Tout comme Oumar Ouédraogo, Hachim Compaoré, architecte-urbaniste, confectionne des pavés, mais avec tout type de déchets plastiques et en quantité industrielle. A Ouagadougou, il emploie de la main-d’œuvre du processus de triage des déchets plastiques au broyage et au séchage en passant par le lavage. Il a livré des échantillons (plus d’une dizaine de m2) à Séguénéga et à Kalsaka, dans la province du Yatenga, destinés à la réalisation de supports pour l’installation de plaques solaires et de maisons démontables.
De son côté, Vivien Ilboudo, ingénieur en génie civil, initie des formations sur la fabrication des pavés à base de déchets plastiques et le posage.
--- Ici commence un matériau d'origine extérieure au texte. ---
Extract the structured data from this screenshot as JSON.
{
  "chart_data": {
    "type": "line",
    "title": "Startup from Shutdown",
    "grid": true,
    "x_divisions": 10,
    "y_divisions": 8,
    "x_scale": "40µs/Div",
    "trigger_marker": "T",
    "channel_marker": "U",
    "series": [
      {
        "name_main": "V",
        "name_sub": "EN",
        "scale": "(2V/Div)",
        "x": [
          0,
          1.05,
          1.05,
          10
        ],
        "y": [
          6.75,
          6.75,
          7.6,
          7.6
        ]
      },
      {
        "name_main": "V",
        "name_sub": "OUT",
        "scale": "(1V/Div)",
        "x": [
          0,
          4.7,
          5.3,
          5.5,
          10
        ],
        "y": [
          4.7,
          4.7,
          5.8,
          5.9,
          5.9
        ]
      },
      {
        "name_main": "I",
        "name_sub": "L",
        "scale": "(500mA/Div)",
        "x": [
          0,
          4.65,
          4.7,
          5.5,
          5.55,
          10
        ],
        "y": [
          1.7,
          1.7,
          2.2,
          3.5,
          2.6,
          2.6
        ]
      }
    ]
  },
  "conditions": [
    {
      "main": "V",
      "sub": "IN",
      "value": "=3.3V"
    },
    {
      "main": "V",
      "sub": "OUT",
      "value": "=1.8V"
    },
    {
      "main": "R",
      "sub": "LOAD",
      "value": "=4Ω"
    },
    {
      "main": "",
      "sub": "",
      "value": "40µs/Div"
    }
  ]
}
En mars 2023, il a formé plusieurs femmes déplacées internes (PDI) à Toma, dans la province du Nayala, afin qu’elles en fassent, à terme, une activité génératrice de revenus.
Au niveau de l’Etat burkinabè, le recyclage sonne comme un moyen efficace contre la pollution plastique. Selon le ministre de l’Environnement, Roger Baro, la problématique de la gestion des déchets, singulièrement celle des déchets plastiques, se pose avec acuité en raison de divers facteurs, dont l’insuffisance des infrastructures de traitement et de valorisation des déchets.
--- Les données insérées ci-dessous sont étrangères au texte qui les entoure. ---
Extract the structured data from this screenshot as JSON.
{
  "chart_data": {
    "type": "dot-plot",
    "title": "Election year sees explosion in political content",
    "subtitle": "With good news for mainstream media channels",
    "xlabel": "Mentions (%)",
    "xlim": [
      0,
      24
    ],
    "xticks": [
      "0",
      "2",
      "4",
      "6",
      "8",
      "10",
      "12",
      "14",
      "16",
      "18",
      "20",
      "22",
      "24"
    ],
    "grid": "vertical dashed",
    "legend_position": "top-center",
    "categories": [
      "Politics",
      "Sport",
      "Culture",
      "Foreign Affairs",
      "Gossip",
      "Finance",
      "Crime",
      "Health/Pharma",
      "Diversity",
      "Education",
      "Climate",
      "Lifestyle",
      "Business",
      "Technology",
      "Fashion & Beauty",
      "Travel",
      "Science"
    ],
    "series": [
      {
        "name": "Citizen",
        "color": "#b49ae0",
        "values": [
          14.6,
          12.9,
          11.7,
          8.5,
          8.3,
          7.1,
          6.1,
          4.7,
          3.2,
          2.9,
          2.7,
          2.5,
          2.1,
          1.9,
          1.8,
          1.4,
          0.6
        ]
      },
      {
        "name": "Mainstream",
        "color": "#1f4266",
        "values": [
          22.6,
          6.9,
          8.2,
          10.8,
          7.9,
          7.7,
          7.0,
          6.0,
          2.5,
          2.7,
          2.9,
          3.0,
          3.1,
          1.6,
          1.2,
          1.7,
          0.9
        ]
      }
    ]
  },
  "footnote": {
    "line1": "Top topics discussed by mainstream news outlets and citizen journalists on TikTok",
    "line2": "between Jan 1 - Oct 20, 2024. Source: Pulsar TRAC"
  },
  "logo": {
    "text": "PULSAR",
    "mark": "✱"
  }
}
Résultat, d’importantes quantités de déchets plastiques détériorent considérablement la qualité de l’environnement et l’état de santé de la population. A titre d’exemple, « sur la décennie écoulée, les importations de plastique ont presque doublé, passant de 60 000 tonnes en 2012 à 118 400 tonnes en 2021. Cette forte consommation de plastique entraîne une importante production de déchets plastiques, qui a plus que doublé dans l’intervalle d’une décennie », a-t-il déclaré.
Face à la situation critique, le ministère de l’Environnement, à travers le Fonds d’invention pour l’environnement (FIE), a lancé le 18 décembre 2023 l’appel à projets dédiés à la lutte contre la pollution plastique. Cette initiative de plus de 700 millions de FCFA concerne la production d’emballages alternatifs au plastique, mais surtout, la collecte, le traitement et la valorisation.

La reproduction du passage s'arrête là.